In Portugal the endless beach of Foz do Arelho




    Many know Obidos, an ancient Portuguese village, with such well-preserved beauty that it is considered a national heritage. It is visited by many tourists but I only talk about it because from the ancient walls that surround the village you have a view of the Obidos Lagoon, a large wetland area but close to the sea, with numerous birds and animals that live there, pass by and can be observed: the area is protected. A little further on, towards the sea, there is Foz do Arelho, that is, the point where the swamp meets the ocean. The coast is very deep and sandy, the white beach widens and narrows according to the hours of the day. It is a seaside resort with a wild sea, where the waves crash violently, signs warn unwary tourists of the danger of the sea and the tides.

    All very wild, oceanic atmospheres and a way of living on the sea that is decidedly different from Mediterranean standards.
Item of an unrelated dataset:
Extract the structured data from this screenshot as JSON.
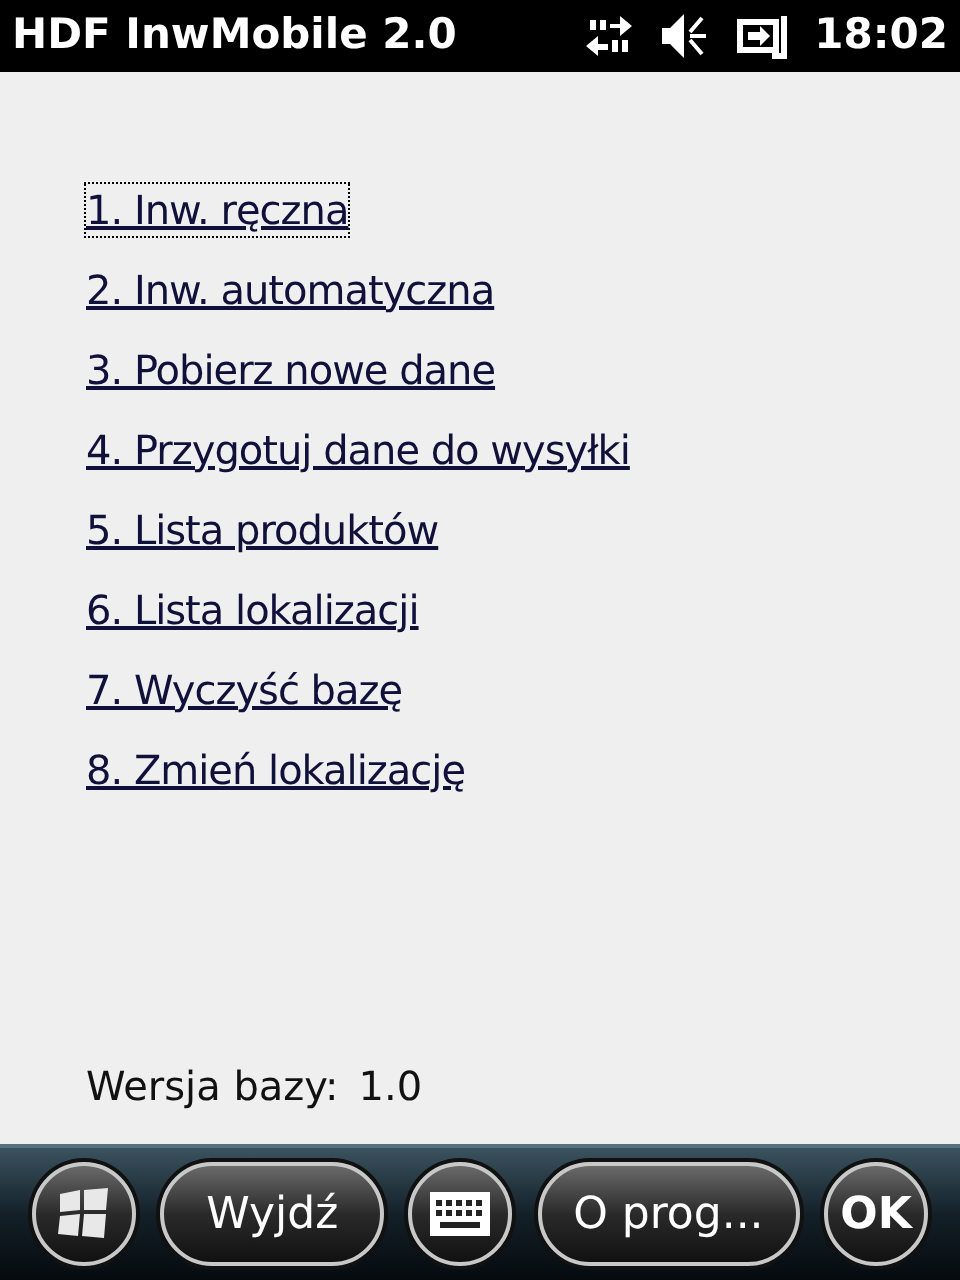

    Along the promenade, which still exists here and is called Avenida do Mar, right at the bottom there is a marisqueria, an exceptional fish restaurant, Cabana do Pescador. A large tank with fish and shellfish to choose from, but in general the pescado is super fresh and cooked well. Here I ate the proverbial sardinhas asadas, cooked on the grill, with a side of potatoes and vegetables, which are typically Portuguese accompanied by vinho verde, but you can also opt for the sangria which is served at the table, also prepared with white wine and full of fruit. On paper also the inevitable bacalhau and the cataplana, the Portuguese dish of fish and meat stewed in the characteristic copper casserole. Spending, obviously proportional to the chosen fish, but on the Portuguese average, no more than 15-18 euros each.